Tuesday, November 23, 2010

The Importance of Other People's Languages

I have long believed that one of the reasons we are such a loutish nation is related to our steadfast refusal to learn another language or even acknowledge that there is one.  The Mexicans have fixed that to a degree by swarming over us in their semi-literate thousands to snap up the jobs that our noble selves find abhorrent.  After all, somebody has to clean the toilets, and it strains the imagination to think of all those unfortunate millionaires in Arizona with horrible weeds and bathtub rings and poo smells that they will have to live with now that all the Mexicans have gone to New Mexico.   The impact on real estate values in the gated communities alone fair boggles the mind.
Anybody who has taken a foreign language course will have discovered that there are words and concepts in other languages that simply cannot be easily rendered into English.  In some cases they are such useful words that we have claimed them for our own.  A famous example of this was brought into embarrassing prominence by that intellectual curiosity, former leader of the free world, George W. Bush, who was heard to say, in a public place, with regards to the French, “They have no word for entrepreneur.” It was not revealed whether any of his aides who had successfully completed fifth grade had the poor judgment to explain that the word and, presumably, the concept had been snatched from France.
But there are lots of others. Sushi for example, which is much more than dead sea life on a rice patty. Or siesta which is not just any nap, but rather a period in the heat of the day set aside for loafing around and having lunch and maybe a snooze, but maybe not. Or schadenfreude, a single elegant word meaning “the pleasure derived from somebody else's misery or misfortune,” a concept that Americans should be completely at home with having visited so much misery and misfortune on distant foreigners with the bad taste to speak a language we do not understand.
The important and valuable point is that a language tends to guide the thinking of its practitioners.  Those who speak only one language live in a somewhat circumscribed world. Like a painter who has only a single tube of green paint. His pictures will reveal only leafy closeups, caricatures, or distortions.  So it is that our so-called leaders peer at the world that appears to their blinkered minds to contain only one narrow spectrum stretching from the eye-scalding white of our own perfection through the grim grey British and the sooty grime of the misguided socialists to the inky blackness of Communists far and wide.
For the most part native Americans, by which I mean people who were born in the United States which is what the word means, speak English, or some  barely comprehensible variant of it, and see no reason to strain their intellectual resources with picking up a phrase or two in the gibberish of foreigners when there are important matters like Paris Hilton's love life or recent sports scandals to occupy their thoughts.  There are, of course, a certain number of immigrants who still speak the language of the old sod, but for the most part they want their children to forget all that and speak English only, forcing them into the tunnel vision of american linguistic and social thought and practice.
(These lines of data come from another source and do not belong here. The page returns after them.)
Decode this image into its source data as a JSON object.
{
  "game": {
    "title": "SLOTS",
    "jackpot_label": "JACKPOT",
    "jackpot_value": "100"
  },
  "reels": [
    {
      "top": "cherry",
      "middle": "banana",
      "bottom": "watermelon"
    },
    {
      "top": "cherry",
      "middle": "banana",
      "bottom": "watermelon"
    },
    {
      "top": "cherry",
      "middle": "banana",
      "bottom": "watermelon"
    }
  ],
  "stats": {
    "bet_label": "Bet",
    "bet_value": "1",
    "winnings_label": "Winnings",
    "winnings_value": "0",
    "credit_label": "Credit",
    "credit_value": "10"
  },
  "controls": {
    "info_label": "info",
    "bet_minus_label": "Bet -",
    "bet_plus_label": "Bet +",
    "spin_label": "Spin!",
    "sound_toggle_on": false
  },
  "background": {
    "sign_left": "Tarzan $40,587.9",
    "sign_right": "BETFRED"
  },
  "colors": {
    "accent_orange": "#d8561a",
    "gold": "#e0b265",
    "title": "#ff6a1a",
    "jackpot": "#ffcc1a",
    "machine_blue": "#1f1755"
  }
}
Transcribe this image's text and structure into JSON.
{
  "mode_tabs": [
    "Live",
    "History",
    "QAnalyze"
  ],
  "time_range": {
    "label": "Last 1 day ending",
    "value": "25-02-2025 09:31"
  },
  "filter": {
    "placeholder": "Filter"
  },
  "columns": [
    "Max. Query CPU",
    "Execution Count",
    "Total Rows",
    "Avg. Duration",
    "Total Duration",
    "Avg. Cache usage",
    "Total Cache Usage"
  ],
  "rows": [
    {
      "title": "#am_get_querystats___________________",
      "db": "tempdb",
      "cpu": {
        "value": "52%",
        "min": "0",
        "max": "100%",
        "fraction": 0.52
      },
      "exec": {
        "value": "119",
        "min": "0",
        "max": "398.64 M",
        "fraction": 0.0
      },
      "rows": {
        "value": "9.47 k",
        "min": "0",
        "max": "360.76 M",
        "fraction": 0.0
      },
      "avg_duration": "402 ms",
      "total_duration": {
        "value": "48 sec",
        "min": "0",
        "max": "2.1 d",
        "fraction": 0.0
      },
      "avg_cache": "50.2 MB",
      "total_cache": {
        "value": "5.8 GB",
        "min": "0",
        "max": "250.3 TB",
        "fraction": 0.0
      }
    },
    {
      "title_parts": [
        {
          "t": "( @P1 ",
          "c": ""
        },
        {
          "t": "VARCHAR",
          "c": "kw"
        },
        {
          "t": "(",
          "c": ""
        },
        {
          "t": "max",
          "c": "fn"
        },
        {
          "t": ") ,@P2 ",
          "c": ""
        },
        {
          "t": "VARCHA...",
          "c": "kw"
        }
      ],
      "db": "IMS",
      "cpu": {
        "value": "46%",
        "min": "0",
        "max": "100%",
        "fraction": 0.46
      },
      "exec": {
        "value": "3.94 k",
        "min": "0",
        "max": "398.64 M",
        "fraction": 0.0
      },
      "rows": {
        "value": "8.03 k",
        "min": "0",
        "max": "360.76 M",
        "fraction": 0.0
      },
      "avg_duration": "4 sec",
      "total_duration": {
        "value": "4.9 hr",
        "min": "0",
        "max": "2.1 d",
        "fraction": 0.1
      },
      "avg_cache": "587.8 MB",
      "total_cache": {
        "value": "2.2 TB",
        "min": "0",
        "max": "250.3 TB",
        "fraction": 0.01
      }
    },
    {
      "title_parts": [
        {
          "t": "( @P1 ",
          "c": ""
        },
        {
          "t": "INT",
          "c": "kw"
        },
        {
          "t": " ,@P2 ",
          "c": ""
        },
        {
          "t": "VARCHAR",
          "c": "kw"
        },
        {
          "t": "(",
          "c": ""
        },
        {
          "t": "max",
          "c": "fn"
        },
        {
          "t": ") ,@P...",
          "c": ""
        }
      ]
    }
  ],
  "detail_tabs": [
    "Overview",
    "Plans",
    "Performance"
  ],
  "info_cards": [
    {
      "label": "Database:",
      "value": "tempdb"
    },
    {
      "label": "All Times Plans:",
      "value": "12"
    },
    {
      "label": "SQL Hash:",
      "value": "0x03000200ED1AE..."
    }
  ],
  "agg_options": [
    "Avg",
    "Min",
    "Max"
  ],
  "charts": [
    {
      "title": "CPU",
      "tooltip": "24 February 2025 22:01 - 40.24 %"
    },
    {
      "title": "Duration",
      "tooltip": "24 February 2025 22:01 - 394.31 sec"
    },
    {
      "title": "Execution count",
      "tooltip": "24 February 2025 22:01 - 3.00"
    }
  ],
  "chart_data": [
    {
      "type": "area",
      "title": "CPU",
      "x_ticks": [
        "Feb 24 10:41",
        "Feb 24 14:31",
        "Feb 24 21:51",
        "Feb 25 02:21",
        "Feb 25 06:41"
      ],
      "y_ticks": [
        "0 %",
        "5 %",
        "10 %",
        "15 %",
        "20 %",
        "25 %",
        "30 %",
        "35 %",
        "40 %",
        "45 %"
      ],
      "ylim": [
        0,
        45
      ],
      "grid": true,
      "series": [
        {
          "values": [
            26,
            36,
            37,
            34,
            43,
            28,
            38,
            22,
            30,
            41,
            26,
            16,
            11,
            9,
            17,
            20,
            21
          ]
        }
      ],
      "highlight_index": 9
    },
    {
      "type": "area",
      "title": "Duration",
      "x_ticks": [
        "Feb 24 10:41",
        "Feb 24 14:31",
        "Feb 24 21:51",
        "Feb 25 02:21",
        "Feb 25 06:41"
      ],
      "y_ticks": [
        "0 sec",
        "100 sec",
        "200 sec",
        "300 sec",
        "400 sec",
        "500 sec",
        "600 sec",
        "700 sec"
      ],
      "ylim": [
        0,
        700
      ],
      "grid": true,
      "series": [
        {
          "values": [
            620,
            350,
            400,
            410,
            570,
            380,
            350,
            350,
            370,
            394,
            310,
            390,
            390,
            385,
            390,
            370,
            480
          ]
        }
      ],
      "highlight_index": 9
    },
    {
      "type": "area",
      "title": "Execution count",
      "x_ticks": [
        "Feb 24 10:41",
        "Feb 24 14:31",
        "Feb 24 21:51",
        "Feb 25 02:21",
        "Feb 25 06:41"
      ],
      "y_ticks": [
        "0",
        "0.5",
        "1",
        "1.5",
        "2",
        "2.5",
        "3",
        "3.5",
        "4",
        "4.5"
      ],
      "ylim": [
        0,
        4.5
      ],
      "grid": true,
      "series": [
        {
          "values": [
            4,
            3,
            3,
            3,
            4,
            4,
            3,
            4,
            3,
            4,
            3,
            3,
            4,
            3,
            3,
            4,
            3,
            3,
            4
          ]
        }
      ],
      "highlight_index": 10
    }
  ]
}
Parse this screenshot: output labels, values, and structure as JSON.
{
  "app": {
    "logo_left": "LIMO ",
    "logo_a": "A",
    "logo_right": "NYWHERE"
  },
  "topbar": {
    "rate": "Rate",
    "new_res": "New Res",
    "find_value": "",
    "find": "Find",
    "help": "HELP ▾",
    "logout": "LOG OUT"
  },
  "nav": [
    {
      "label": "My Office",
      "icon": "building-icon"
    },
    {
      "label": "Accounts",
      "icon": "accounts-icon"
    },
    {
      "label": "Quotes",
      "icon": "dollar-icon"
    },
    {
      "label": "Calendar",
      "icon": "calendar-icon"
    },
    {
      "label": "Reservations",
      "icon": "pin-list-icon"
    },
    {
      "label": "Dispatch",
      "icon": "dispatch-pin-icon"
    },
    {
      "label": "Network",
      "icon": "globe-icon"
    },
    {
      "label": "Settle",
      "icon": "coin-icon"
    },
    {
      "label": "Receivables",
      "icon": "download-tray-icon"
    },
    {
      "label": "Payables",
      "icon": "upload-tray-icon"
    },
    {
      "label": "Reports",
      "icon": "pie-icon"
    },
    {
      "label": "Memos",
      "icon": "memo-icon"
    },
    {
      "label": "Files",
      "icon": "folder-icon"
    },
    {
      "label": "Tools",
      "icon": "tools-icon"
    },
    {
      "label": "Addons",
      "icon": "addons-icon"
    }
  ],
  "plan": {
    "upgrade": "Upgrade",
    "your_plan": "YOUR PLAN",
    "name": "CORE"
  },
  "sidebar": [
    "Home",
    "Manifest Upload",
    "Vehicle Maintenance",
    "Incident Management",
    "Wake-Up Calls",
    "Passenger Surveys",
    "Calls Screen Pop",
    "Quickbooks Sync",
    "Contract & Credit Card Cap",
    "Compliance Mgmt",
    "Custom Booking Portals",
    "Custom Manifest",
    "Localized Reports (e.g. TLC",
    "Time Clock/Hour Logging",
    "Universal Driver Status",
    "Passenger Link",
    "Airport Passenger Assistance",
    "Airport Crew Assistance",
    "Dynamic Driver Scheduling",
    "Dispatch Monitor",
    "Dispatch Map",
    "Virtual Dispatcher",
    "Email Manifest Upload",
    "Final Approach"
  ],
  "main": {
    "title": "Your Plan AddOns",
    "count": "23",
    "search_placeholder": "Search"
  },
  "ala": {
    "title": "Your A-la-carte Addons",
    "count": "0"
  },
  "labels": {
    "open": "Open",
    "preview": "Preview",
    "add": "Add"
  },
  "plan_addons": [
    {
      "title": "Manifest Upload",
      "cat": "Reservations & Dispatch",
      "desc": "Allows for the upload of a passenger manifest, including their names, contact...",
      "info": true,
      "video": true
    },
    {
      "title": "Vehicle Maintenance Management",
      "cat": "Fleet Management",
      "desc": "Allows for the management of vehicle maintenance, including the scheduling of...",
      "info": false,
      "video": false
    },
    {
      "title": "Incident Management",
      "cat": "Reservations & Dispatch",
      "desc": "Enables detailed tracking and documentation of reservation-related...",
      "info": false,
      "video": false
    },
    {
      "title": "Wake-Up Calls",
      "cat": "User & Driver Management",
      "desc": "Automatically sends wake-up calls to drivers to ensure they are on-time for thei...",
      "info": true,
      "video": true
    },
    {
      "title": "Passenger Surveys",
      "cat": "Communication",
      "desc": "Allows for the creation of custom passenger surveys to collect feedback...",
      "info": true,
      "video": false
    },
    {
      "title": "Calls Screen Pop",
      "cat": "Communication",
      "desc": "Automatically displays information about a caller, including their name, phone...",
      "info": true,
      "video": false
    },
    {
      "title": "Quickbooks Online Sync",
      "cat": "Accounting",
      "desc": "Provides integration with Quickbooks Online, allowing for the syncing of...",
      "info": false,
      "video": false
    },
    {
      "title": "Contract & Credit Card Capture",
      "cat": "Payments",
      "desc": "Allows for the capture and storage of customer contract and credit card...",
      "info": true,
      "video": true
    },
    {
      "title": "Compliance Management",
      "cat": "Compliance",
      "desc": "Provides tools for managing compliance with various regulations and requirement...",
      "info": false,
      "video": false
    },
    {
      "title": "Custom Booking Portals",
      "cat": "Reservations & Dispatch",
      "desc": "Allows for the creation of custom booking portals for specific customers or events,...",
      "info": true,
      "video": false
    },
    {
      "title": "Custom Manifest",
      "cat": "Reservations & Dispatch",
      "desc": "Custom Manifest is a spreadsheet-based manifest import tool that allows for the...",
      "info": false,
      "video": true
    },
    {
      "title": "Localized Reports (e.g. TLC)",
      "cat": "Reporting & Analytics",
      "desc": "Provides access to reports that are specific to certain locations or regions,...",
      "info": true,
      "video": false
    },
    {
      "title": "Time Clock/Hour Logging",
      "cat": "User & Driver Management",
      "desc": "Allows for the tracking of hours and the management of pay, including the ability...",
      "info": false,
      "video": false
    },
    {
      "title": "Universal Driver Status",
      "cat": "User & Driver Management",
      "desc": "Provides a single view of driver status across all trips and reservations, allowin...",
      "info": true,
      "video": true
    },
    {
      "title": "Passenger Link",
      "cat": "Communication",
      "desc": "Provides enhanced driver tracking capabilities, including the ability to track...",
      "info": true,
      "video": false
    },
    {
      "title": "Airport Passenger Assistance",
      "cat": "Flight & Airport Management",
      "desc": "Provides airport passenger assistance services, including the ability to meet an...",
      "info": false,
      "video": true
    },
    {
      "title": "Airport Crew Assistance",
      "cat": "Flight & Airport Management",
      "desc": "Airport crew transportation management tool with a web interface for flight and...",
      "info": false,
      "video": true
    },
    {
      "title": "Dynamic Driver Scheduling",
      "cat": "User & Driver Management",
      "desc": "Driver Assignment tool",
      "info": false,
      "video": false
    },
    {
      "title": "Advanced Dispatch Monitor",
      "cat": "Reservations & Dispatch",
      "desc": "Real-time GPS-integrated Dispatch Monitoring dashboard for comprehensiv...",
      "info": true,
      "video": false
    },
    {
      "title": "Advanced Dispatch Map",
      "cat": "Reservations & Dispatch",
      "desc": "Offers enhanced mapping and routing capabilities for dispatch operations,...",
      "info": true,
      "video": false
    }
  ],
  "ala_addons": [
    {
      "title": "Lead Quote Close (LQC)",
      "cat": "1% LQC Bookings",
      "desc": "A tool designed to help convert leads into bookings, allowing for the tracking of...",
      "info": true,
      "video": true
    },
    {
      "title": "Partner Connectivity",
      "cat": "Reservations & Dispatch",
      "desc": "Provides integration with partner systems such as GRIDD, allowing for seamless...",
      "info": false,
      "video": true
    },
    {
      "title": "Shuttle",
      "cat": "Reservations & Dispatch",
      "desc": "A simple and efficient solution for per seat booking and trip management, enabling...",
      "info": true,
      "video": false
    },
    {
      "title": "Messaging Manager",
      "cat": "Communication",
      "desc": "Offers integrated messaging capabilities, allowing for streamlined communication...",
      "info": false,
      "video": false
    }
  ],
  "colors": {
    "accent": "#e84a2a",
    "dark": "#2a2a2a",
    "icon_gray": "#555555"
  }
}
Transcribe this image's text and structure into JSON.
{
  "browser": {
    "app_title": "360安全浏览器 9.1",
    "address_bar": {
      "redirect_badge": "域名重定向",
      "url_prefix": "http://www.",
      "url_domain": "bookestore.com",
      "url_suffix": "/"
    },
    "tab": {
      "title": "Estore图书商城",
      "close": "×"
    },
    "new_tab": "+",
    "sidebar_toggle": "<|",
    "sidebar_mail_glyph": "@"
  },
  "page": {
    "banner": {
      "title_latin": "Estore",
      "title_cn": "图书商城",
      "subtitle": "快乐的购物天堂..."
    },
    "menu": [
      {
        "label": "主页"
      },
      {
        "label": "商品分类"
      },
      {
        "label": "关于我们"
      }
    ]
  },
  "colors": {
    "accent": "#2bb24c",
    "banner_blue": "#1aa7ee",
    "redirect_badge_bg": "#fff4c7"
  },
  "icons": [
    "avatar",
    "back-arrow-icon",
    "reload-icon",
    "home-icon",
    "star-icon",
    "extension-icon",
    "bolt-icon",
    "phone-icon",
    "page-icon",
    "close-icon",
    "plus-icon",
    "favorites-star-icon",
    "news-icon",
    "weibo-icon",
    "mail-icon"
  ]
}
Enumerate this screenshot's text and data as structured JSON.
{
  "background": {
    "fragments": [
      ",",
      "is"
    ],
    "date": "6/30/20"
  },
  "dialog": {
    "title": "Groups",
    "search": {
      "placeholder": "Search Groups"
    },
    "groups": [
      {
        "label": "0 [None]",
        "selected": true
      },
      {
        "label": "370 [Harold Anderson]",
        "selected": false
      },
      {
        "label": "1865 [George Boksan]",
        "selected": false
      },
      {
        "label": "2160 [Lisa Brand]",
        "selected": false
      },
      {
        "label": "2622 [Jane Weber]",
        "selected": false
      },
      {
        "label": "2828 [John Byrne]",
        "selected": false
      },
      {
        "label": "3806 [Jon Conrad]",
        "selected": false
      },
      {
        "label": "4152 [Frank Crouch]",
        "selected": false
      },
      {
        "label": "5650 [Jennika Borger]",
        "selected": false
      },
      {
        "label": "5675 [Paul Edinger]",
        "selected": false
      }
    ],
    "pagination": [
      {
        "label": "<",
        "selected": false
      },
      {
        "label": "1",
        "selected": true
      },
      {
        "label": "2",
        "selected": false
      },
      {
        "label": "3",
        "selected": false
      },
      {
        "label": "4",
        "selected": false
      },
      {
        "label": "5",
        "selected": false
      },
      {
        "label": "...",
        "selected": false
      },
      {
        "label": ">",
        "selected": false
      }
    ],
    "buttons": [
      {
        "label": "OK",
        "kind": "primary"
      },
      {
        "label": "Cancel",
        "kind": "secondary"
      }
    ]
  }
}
For the most part, the high-minded wise men who have been marching us off to distant and disastrous invasions belong to that seething majority who can barely speak their own language, much less anybody else’s. They see and measure the world through the lens of “refudiate” and “misunderestimate” from the comfort and security of their heavily guarded compounds along the Beltway.  Nobody needs multilingual advisors more than these benighted people.  They are proudly responsible for the death of thousands and the destruction of buildings, crops, and communications infrastructure in places they can't pronounce without a particle of understanding for the people they are destroying. All they see is a smelly backwater populated by people who need to be more like us who, through an inexplicable mistake by God, are sitting on top of a lot of oil that should properly be ours.
So the trumpets sound, the fighter jets are fueled up, and another blow is struck for peacelibertyandfreedom.
And that is why we should all study French in school.